La quintessenza del poker è fatta di giocatori che partono con chance uguali e cercano di dominare gli avversari a livello tecnico, strategico e mentale. Che ci sia chi cerca scorciatoie illecite è purtroppo nelle cose, per le ragioni appena accennate. L’unico argine possibile è dunque la tenuta etica della parte “sana” dei giocatori.
“E’ UNO SCHIFO, MA IO FAREI LO STESSO” – Quello che sto leggendo in questi giorni in giro per la rete è però avvilente. Molta, troppa gente è pronta a gridare allo scandalo, salvo poi comportarsi allo stesso modo di quelli contro i quali si è puntato il dito fino a ieri. Troppi vedono il marcio solo nei comportamenti altrui, ignorando persino l’esistenza di un oggetto chiamato specchio.
Inutile invocare il gioco “fair”, se poi ci si dichiara pronti a fare uno strappo, e magari farsi assistere o addirittura vendere il proprio account a qualche top player in caso di day 3 di un evento ricchissimo come il Sunday Million. Troppo facile, davvero.
L’EGOMANIA E I REI CONFESSI INCONSAPEVOLI – Lo spettacolo avvilente prosegue con giocatori che, tra il serio e il faceto, dichiarano di essere pronti a comprare account fra i 27 rimasti del “Million”. Ma anche con gruppi di poker pro che non fanno mistero di aver “giocato in società”.

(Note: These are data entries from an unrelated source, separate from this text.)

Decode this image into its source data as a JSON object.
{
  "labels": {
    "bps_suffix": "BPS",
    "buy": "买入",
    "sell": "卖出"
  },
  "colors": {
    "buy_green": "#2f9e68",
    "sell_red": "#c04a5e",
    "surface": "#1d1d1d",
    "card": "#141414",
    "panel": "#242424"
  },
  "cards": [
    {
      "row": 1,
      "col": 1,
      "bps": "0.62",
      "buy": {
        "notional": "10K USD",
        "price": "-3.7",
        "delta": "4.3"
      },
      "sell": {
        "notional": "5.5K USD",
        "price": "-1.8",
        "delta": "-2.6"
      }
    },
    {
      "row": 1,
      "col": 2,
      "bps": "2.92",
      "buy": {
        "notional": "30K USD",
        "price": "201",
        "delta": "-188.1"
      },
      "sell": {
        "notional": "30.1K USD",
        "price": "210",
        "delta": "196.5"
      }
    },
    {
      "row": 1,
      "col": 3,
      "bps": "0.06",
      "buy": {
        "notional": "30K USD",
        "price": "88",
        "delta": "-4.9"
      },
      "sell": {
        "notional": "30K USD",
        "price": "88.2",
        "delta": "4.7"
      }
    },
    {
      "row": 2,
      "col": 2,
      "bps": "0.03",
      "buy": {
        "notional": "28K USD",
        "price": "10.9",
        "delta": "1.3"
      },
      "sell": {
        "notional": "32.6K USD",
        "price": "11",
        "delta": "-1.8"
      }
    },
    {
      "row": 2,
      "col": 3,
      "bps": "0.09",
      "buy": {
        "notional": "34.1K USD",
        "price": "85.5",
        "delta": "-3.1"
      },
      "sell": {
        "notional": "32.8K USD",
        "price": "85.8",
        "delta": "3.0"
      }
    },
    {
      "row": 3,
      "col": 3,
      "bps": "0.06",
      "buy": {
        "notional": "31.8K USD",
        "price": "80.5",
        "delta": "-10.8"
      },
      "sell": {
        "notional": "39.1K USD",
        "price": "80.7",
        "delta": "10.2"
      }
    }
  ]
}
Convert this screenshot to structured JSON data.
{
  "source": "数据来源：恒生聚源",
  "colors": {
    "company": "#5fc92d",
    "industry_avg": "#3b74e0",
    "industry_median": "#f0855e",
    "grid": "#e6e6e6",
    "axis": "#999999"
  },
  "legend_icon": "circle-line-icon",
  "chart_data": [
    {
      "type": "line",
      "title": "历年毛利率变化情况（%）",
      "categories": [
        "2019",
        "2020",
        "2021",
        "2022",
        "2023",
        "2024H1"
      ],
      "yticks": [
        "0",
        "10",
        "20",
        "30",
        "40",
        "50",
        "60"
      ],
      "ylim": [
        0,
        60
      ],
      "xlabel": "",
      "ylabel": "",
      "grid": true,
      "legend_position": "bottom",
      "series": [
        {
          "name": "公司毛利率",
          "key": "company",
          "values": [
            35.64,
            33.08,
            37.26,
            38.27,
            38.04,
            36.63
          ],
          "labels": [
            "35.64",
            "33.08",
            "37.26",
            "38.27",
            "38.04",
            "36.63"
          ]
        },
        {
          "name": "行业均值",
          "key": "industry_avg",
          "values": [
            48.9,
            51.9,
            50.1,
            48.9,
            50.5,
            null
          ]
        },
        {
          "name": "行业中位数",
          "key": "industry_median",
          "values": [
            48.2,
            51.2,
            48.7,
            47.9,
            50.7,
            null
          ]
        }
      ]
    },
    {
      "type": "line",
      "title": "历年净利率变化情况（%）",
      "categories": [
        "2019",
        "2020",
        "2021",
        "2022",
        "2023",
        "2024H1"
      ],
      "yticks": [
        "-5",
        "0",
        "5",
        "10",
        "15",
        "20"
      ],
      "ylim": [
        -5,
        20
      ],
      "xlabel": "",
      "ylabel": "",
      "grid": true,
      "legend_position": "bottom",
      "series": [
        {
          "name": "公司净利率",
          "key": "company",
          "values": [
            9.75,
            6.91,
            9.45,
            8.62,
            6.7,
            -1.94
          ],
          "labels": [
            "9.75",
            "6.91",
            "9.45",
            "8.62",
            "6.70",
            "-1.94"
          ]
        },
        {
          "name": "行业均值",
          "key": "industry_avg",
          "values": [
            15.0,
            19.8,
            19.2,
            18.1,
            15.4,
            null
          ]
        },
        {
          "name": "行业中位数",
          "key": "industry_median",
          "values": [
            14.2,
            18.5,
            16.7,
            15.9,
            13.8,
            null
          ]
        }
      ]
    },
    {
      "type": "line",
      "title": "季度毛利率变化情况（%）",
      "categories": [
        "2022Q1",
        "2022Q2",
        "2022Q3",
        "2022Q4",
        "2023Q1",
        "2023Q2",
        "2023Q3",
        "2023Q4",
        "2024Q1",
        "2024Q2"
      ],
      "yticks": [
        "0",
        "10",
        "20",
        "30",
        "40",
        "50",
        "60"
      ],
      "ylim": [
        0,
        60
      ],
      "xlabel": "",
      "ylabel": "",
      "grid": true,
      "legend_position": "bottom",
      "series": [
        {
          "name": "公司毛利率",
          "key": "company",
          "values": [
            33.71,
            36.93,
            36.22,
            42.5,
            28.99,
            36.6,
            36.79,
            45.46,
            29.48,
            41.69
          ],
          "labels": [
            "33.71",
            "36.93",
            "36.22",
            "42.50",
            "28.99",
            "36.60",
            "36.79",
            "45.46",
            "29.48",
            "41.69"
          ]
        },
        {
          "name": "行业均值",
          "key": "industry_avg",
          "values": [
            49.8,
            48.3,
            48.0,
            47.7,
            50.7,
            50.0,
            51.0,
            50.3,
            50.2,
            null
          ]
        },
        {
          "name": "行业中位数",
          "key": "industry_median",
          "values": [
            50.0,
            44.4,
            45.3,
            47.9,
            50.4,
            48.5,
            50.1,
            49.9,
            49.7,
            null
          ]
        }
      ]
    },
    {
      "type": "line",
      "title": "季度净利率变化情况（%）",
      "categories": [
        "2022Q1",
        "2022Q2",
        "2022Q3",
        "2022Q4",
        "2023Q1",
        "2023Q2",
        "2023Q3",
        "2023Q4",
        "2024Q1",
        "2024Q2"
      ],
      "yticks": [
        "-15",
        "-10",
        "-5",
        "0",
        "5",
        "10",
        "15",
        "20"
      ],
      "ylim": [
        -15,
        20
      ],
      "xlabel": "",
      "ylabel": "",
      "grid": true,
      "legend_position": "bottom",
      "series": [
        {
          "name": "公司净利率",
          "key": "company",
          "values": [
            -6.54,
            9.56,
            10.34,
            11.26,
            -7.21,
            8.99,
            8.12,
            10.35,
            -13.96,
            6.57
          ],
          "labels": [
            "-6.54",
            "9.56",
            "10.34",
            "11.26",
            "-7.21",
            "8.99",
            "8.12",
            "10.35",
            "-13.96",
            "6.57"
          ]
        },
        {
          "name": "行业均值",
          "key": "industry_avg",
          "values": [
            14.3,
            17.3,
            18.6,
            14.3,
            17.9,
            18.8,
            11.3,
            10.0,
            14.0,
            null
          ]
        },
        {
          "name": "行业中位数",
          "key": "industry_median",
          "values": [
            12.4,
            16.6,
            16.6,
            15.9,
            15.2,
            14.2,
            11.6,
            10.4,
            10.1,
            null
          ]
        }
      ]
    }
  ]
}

A ben vedere, l’evidente debolezza di valori di fondo si va poi a scontrare con una classica caratteristica del poker pro: l’egomania. Una conseguenza divertente – e insieme avvilente – è vedere il giocatore Pinco Pallo che, dopo aver vinto un grosso torneo usando un account altrui, non resiste alla tentazione di farlo sapere al mondo e posta la notizia sul proprio profilo Facebook, magari con post sibillini e allusivi che però tradiscono una implicita confessione. O come quegli strani “brag di gruppo”, in cui diversi giocatori reclamano una sorta di paternità su una vittoria – che però dovrebbe essere di un singolo.
Una, dieci, cento gioiose confessioni, senza la minima consapevolezza di aver dato vita al più classico e strambo degli ossimori. E di aver fatto una figura di m****.
Pecunia non olet, obietterà qualcuno di voi. E allora cosa ci siete arrivati a fare, in fondo a questo articolo?